Kernel: void matrixMulCUDA<int=32>(float*, float*, float*, int, int)
301 shared_replay_overhead Shared Memory Replay Overhead 0.089730 0.089730 0.089730
I need to utilize this value 0.089730
or devise some other method to arrive at a measurement of number of bank conflicts.
I understand that this value is the 'average' taken across all the warps that are executing. If I had to measure the total number of bank conflicts per warp, is there a way to do it using the nvprof
results?
Possible approaches that came to my mind:
- By using
shared_replay_overhead
results and using them in a formula to calculate the number of bank conflicts. I am guessing I have to apply some sort of formula likeshared_replay_overhead * Total number of warps launched
where I know theTotal number of warps launched
in advance, but I can't figure out what. - By first detecting that it's a four-way bank conflict, eight-way bank conflict, etc, and then multiplying
4
/8
by the number of times the shared memory operation takes place (how to measure that?).

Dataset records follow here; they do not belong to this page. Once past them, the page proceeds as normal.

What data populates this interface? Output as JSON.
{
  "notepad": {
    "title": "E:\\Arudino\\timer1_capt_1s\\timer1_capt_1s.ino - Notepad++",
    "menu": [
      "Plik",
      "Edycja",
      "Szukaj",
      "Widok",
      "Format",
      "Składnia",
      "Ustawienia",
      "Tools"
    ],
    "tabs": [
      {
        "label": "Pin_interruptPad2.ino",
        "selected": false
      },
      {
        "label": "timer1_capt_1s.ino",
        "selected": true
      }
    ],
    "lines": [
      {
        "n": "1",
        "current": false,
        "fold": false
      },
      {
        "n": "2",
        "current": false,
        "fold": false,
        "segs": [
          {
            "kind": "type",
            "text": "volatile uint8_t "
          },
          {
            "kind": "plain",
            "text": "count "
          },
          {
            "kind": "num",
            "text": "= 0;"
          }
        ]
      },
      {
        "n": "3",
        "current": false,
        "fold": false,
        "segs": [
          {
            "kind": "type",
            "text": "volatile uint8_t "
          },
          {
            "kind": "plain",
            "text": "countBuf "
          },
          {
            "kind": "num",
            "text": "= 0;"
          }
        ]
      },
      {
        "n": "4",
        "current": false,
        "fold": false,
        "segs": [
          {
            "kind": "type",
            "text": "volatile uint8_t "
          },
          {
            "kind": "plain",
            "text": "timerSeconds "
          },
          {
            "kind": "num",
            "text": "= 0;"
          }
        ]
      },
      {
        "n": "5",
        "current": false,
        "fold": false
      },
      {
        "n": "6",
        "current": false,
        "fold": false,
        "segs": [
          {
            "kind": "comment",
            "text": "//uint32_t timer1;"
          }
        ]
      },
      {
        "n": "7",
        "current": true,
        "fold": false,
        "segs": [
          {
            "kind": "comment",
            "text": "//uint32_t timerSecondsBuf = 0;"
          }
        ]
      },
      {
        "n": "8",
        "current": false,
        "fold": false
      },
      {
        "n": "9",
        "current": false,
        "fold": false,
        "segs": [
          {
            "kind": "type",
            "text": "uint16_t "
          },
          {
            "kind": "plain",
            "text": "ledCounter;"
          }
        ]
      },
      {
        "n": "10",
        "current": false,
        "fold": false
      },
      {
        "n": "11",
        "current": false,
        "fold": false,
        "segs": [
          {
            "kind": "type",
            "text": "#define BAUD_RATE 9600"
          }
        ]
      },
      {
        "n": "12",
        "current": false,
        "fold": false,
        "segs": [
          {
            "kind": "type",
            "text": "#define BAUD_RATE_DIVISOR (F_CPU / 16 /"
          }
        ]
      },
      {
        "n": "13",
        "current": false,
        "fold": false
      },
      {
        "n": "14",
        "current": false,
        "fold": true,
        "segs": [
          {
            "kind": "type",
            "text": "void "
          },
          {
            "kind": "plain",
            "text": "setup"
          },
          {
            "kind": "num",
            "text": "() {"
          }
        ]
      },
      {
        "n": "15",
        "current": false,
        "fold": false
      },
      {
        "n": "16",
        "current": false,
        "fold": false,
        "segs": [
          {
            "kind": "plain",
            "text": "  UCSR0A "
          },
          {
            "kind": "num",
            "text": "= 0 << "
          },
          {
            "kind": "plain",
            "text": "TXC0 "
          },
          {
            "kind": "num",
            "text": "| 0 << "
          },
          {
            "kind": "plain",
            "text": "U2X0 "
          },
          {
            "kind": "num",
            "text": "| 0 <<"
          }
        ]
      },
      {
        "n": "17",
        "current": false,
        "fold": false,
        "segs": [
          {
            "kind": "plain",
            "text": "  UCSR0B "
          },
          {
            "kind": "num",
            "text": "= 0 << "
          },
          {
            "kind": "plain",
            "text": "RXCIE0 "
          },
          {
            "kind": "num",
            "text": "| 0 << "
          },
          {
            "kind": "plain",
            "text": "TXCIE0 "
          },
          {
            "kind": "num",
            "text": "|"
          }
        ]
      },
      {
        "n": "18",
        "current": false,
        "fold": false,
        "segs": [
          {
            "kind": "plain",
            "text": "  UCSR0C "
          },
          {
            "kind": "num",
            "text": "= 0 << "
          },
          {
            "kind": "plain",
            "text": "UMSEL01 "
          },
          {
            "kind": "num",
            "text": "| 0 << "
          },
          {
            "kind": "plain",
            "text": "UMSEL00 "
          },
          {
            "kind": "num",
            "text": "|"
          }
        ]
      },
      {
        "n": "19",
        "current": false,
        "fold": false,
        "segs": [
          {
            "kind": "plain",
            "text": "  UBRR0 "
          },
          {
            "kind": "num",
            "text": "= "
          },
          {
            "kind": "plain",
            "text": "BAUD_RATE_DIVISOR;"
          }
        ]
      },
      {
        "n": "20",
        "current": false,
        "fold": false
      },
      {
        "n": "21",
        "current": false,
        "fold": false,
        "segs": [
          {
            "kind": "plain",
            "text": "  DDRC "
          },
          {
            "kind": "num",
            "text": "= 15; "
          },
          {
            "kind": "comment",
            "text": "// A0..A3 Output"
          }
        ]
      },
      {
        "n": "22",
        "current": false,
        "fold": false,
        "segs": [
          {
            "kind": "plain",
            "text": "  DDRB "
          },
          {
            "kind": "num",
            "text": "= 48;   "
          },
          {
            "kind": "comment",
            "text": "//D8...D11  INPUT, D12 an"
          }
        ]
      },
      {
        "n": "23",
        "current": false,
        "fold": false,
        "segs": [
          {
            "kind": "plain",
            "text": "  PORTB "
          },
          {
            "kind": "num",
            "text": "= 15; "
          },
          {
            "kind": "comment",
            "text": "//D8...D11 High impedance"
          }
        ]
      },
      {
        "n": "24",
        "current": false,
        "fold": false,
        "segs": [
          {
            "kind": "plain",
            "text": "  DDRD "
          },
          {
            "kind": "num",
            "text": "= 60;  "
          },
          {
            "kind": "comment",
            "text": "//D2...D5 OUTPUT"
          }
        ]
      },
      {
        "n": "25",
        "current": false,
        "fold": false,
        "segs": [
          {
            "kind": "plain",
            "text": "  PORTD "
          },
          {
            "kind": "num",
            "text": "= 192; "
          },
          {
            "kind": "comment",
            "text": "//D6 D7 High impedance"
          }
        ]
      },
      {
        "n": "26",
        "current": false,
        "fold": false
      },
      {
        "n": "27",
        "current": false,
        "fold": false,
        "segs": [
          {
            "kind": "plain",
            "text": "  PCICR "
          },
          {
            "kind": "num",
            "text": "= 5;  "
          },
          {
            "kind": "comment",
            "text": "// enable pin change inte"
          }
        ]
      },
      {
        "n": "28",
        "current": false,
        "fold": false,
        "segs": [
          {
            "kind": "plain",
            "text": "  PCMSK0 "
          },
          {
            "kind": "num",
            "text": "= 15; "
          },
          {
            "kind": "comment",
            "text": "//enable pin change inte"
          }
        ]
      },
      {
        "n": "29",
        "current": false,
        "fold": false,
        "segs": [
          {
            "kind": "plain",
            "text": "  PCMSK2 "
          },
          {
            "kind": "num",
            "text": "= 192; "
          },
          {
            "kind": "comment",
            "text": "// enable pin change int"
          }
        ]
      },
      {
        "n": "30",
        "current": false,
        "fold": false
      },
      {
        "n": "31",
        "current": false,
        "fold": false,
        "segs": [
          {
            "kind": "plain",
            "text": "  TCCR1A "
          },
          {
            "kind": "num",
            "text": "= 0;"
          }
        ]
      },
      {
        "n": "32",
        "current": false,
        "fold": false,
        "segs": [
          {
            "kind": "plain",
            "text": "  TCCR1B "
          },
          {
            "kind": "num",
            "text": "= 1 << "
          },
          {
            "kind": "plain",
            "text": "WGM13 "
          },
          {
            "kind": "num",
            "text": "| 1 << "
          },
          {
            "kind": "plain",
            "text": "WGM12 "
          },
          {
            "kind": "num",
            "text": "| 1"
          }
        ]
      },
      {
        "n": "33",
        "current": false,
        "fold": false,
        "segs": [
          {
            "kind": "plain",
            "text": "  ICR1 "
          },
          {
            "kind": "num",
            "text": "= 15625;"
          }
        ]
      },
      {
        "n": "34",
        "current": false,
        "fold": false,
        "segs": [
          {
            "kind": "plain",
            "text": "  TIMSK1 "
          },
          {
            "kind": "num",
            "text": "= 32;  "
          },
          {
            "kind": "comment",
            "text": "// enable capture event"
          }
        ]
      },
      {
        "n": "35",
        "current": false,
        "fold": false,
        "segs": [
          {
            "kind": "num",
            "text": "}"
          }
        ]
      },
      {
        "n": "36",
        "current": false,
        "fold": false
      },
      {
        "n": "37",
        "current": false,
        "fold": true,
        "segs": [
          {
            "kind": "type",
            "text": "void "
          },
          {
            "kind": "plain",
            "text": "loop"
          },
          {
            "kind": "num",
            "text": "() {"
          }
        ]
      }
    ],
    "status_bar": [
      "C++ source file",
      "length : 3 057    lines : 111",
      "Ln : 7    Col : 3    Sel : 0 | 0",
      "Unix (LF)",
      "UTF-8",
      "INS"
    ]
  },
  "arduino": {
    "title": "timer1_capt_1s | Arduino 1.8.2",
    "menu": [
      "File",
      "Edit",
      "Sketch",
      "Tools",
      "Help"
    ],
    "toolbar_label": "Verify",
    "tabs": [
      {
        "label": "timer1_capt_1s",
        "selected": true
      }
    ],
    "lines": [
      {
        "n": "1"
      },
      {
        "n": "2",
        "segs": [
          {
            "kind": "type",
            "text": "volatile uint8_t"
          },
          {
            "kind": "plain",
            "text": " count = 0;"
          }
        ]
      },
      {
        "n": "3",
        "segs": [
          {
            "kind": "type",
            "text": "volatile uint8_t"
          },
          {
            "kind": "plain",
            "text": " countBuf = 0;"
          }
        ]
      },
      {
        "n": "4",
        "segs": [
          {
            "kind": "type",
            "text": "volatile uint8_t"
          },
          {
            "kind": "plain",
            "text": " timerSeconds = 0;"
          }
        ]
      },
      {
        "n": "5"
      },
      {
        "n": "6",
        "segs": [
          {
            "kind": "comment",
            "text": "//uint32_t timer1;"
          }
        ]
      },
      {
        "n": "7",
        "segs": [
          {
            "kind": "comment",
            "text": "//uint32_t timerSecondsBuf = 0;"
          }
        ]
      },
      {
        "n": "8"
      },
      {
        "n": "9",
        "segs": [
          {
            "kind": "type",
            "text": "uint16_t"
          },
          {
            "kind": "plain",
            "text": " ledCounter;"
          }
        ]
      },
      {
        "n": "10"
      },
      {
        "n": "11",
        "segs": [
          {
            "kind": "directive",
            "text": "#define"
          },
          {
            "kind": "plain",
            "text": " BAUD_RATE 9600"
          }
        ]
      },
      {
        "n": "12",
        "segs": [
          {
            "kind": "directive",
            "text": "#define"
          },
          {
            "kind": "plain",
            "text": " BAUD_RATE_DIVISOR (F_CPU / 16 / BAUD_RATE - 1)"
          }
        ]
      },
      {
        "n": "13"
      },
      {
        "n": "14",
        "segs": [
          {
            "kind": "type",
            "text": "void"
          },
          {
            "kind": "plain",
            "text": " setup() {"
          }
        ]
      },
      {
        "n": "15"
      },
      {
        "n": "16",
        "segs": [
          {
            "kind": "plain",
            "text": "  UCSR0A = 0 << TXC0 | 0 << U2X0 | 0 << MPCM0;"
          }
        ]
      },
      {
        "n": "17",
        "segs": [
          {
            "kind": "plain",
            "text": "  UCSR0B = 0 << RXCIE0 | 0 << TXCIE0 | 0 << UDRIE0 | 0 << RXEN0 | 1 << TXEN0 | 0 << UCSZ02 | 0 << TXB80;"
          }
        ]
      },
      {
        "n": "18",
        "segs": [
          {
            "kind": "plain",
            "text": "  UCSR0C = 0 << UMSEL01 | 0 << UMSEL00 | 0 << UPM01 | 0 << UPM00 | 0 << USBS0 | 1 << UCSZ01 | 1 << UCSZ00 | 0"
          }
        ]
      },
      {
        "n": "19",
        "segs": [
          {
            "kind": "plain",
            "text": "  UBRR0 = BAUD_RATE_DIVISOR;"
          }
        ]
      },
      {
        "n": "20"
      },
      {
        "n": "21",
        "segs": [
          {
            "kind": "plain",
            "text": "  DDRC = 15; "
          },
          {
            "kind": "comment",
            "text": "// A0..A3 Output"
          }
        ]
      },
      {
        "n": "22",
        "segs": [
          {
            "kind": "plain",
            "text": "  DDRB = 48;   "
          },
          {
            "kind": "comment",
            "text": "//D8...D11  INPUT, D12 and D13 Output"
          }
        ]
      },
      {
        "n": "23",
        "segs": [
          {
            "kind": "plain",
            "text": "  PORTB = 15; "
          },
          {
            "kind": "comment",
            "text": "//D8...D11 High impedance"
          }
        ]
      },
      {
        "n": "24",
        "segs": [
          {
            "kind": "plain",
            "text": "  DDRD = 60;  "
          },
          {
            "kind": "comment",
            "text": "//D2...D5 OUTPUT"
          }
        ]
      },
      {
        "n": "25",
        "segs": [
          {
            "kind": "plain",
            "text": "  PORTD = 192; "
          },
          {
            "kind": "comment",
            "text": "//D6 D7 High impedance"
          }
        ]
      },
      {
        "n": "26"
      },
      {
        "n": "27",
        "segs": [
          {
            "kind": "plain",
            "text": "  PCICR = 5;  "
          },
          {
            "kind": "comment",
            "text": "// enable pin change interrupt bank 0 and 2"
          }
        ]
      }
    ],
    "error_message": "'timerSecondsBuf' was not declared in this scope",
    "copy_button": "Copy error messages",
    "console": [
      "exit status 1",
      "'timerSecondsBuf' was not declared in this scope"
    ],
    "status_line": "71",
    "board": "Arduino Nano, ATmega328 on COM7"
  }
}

This probably requires a fairly good technical knowledge about the GPU architecture as well, in addition to nvprof
results, which I don't think I have yet. For the record, my GPU is of Kepler architecture, SM 3.5.
Even if I can measure the number of bank conflicts per block instead of per warp, it will suffice. After that I can do the necessary calculations to get the value on a per-warp basis.